14 September 2010

What drives policy?

Sometimes rationality takes a back seat:
Based on surveys ...the top five worries of parents are, in order:

1. Kidnapping
2. School snipers
3. Terrorists
4. Dangerous strangers
5. Drugs

But how do children really get hurt or killed?

1. Car accidents
2. Homicide (usually committed by a person who knows the child, not a stranger)
3. Abuse
4. Suicide
5. Drowning

Quoted by Bruce Schneier, orignally from NPR
Unfortunately, policy is often made on the basis of public perception, rather than a cool, rational appraisal of the facts. It's a widespread problem:

…policies are often adopted on the basis of less careful analysis than their importance warrants, leaving wide room for mistakes and misperceptions. Forces of knowledge destruction are often stronger than those favoring knowledge creation. Hence states have an inherent tendency toward primitive thought, and the conduct of public affairs is often polluted by myth, misinformation, and flimsy analysis. Source (pdf)

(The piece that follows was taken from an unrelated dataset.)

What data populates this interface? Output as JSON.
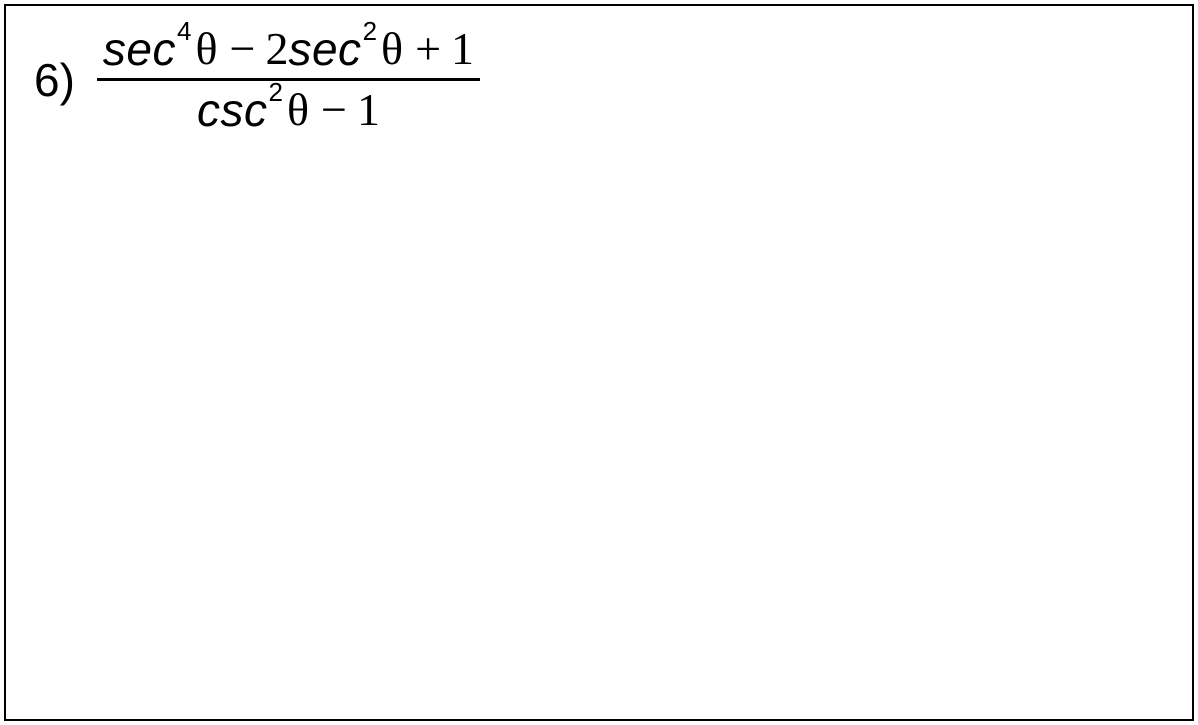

Social Policy Bonds could make a difference here. We react to events impulsively and irrationally but we do so for a reason: generally, to return to the status quo ante. Often, in our irrationality, we overreact. 'Too much, too late', is the common, and destructive, impulse. A bond regime, in contrast, would supply incentives to achieve the same goal, but more rationally. So, for instance, if our goal is to minimize the dangers to children, we could issue Social Policy Bonds that would aim to reduce the numbers of people dying or suffering serious injury, from any cause, before the age of 18. This goal would be stable over time, despite events that in today's environment would sway politicians and lead to irrational policy. But at the same time, investors in the bonds would have incentives to react rationally and efficiently to genuine changes in the number and severity of threats to children.